Eu tive que ajudar alguém a ter acesso total à sua caixa da internet. Não consegui encontrar uma opção na interface do usuário da web do roteador (executando o Tomato), então apliquei as alterações diretamente e salvei minhas alterações em / etc / iptables . Essas alterações seriam apagadas quando a configuração fosse alterada, embora isso possa não ser um problema, dependendo da sua opção de roteador.
A regra SNAT faz o pacote parecer vir do seu endereço local (censurado a 1.1.1.1 neste caso) quando o pacote deixa sua rede pela Internet. Muitas distribuições de roteadores Linux gostam de implementar seu encaminhamento de porta com SNAT em vez da regra MASQUERADE que pode ser encontrada por padrão.
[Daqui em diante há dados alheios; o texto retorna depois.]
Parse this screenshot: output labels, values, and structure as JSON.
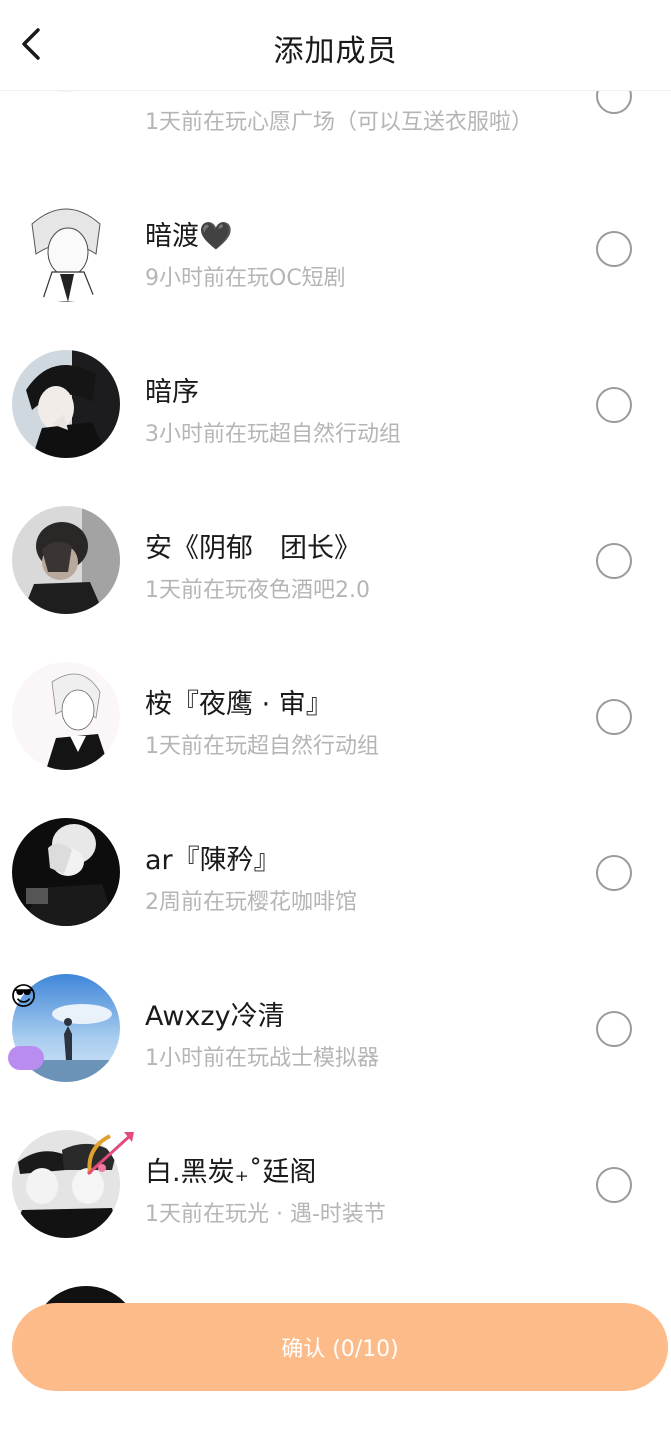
{
  "header": {
    "title": "添加成员",
    "back_icon": "chevron-left-icon"
  },
  "members": [
    {
      "name": "",
      "activity": "1天前在玩心愿广场（可以互送衣服啦）",
      "avatar": "headphones-avatar"
    },
    {
      "name": "暗渡🖤",
      "activity": "9小时前在玩OC短剧",
      "avatar": "sketch-boy-avatar"
    },
    {
      "name": "暗序",
      "activity": "3小时前在玩超自然行动组",
      "avatar": "dark-hair-boy-avatar"
    },
    {
      "name": "安《阴郁　团长》",
      "activity": "1天前在玩夜色酒吧2.0",
      "avatar": "face-covered-avatar"
    },
    {
      "name": "桉『夜鹰 · 审』",
      "activity": "1天前在玩超自然行动组",
      "avatar": "white-hair-boy-avatar"
    },
    {
      "name": "ar『陳矜』",
      "activity": "2周前在玩樱花咖啡馆",
      "avatar": "hand-cover-avatar"
    },
    {
      "name": "Awxzy冷清",
      "activity": "1小时前在玩战士模拟器",
      "avatar": "sky-hiker-avatar"
    },
    {
      "name": "白.黑炭₊˚廷阁",
      "activity": "1天前在玩光 · 遇-时装节",
      "avatar": "cap-boys-avatar"
    }
  ],
  "confirm": {
    "label": "确认 (0/10)"
  },
  "colors": {
    "accent": "#fdbb8a",
    "text_primary": "#1a1a1a",
    "text_secondary": "#b5b5b5",
    "radio_border": "#9a9a9a"
  }
}
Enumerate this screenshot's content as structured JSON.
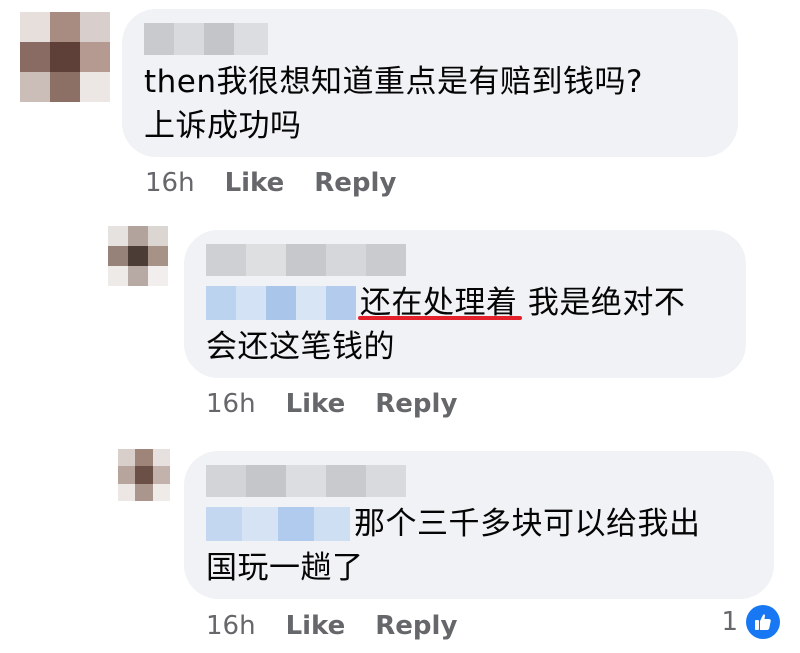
{
  "comments": [
    {
      "text_line1": "then我很想知道重点是有赔到钱吗?",
      "text_line2": "上诉成功吗",
      "time": "16h",
      "like": "Like",
      "reply": "Reply"
    },
    {
      "text_highlight": "还在处理着",
      "text_line1_rest": " 我是绝对不",
      "text_line2": "会还这笔钱的",
      "time": "16h",
      "like": "Like",
      "reply": "Reply"
    },
    {
      "text_line1": "那个三千多块可以给我出",
      "text_line2": "国玩一趟了",
      "time": "16h",
      "like": "Like",
      "reply": "Reply",
      "reaction_count": "1"
    }
  ],
  "colors": {
    "bubble": "#f0f2f5",
    "text": "#050505",
    "meta": "#65676b",
    "underline": "#e4202a",
    "like_icon": "#1877f2"
  },
  "icons": {
    "reaction": "thumbs-up-icon"
  }
}
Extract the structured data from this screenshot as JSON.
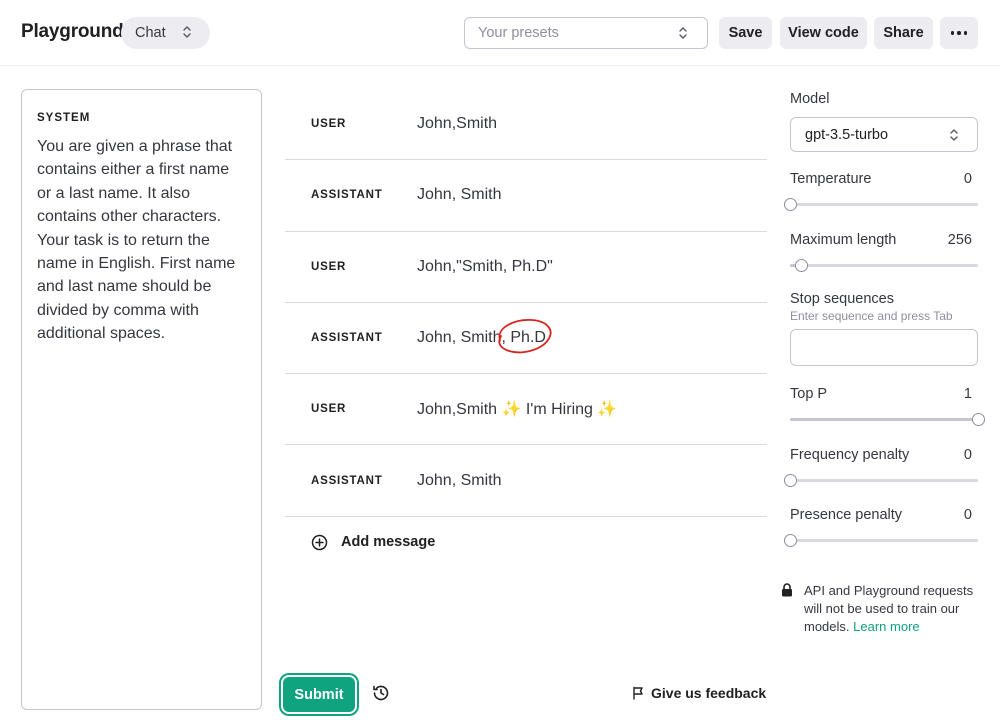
{
  "header": {
    "title": "Playground",
    "mode": "Chat",
    "presets_placeholder": "Your presets",
    "buttons": {
      "save": "Save",
      "view_code": "View code",
      "share": "Share"
    }
  },
  "system": {
    "label": "SYSTEM",
    "text": "You are given a phrase that contains either a first name or a last name. It also contains other characters. Your task is to return the name in English. First name and last name should be divided by comma with additional spaces."
  },
  "messages": [
    {
      "role": "USER",
      "content": "John,Smith"
    },
    {
      "role": "ASSISTANT",
      "content": "John, Smith"
    },
    {
      "role": "USER",
      "content": "John,\"Smith, Ph.D\""
    },
    {
      "role": "ASSISTANT",
      "content": "John, Smith, Ph.D"
    },
    {
      "role": "USER",
      "content": "John,Smith ✨ I'm Hiring ✨"
    },
    {
      "role": "ASSISTANT",
      "content": "John, Smith"
    }
  ],
  "add_message_label": "Add message",
  "submit_label": "Submit",
  "feedback_label": "Give us feedback",
  "settings": {
    "model_label": "Model",
    "model_value": "gpt-3.5-turbo",
    "temperature": {
      "label": "Temperature",
      "value": "0",
      "fraction": 0
    },
    "max_length": {
      "label": "Maximum length",
      "value": "256",
      "fraction": 0.06
    },
    "stop_sequences": {
      "label": "Stop sequences",
      "hint": "Enter sequence and press Tab"
    },
    "top_p": {
      "label": "Top P",
      "value": "1",
      "fraction": 1
    },
    "frequency_penalty": {
      "label": "Frequency penalty",
      "value": "0",
      "fraction": 0
    },
    "presence_penalty": {
      "label": "Presence penalty",
      "value": "0",
      "fraction": 0
    }
  },
  "privacy": {
    "text": "API and Playground requests will not be used to train our models.",
    "link": "Learn more"
  },
  "colors": {
    "accent": "#10a37f",
    "annotation": "#d9231f"
  }
}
iptables -t nat -I POSTROUTING -s 192.168.0.0/24 -o vlan1 -j SNAT --to-source 1.1.1.1
Quando alguém de fora tenta se conectar ao seu IP público, a conexão é enviada para a máquina local (192.168.0.123). Antes de chegar à máquina, ela deve primeiro ser aceita pela cadeia FORWARD.
iptables -t nat -A PREROUTING -d 1.1.1.1 -j DNAT --to-destination 192.168.0.123
Se isso for aceito, encaminhado para a máquina local.
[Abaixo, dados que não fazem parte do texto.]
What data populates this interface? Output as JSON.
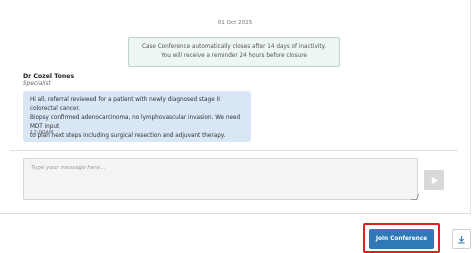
{
  "conversation": {
    "date": "01 Oct 2025",
    "system_note": {
      "line1": "Case Conference automatically closes after 14 days of inactivity.",
      "line2": "You will receive a reminder 24 hours before closure"
    },
    "message": {
      "sender_name": "Dr Cozel Tones",
      "sender_role": "Specialist",
      "lines": [
        "Hi all, referral reviewed for a patient with newly diagnosed stage II colorectal cancer.",
        "Biopsy confirmed adenocarcinoma, no lymphovascular invasion. We need MDT input",
        "to plan next steps including surgical resection and adjuvant therapy."
      ],
      "time": "12:00AM"
    }
  },
  "composer": {
    "placeholder": "Type your message here...",
    "send_icon": "send-arrow-icon"
  },
  "actions": {
    "join_label": "Join Conference",
    "download_icon": "download-icon",
    "highlight_color": "#e02020",
    "primary_color": "#2f79b7"
  }
}
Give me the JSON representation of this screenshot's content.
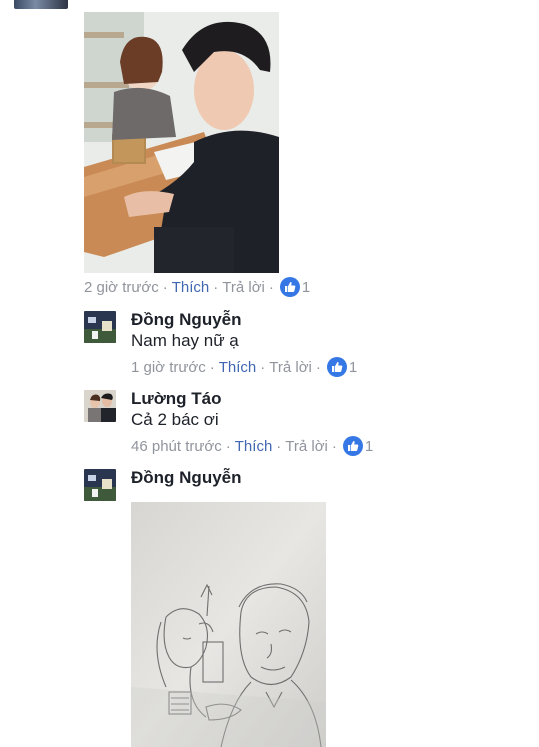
{
  "comments": [
    {
      "time": "2 giờ trước",
      "like_label": "Thích",
      "reply_label": "Trả lời",
      "separator": "·",
      "like_count": "1"
    },
    {
      "author": "Đồng Nguyễn",
      "text": "Nam hay nữ ạ",
      "time": "1 giờ trước",
      "like_label": "Thích",
      "reply_label": "Trả lời",
      "separator": "·",
      "like_count": "1"
    },
    {
      "author": "Lường Táo",
      "text": "Cả 2 bác ơi",
      "time": "46 phút trước",
      "like_label": "Thích",
      "reply_label": "Trả lời",
      "separator": "·",
      "like_count": "1"
    },
    {
      "author": "Đồng Nguyễn"
    }
  ],
  "icons": {
    "like": "thumbs-up-icon"
  },
  "colors": {
    "link": "#4267b2",
    "meta": "#90949c",
    "like_badge": "#3578e5",
    "text": "#1d2129"
  }
}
iptables -A FORWARD -d 192.168.0.123 -j ACCEPT
Para o seu exemplo do honeypot, talvez você queira uma aceitação global, como eu postei acima, embora, no caso de uso, eu quisesse restringir o acesso a um IP confiável conhecido, usando isso:
iptables -A FORWARD -d 192.168.0.123 -s 2.2.2.2 -j ACCEPT
Se você permitir que absolutamente qualquer pessoa se conecte ao seu local, eu a colocaria em um domínio de sub-rede / colisão completamente separado de seus computadores normais e faria com que todas as barras iptables
da configuração acessassem esse domínio.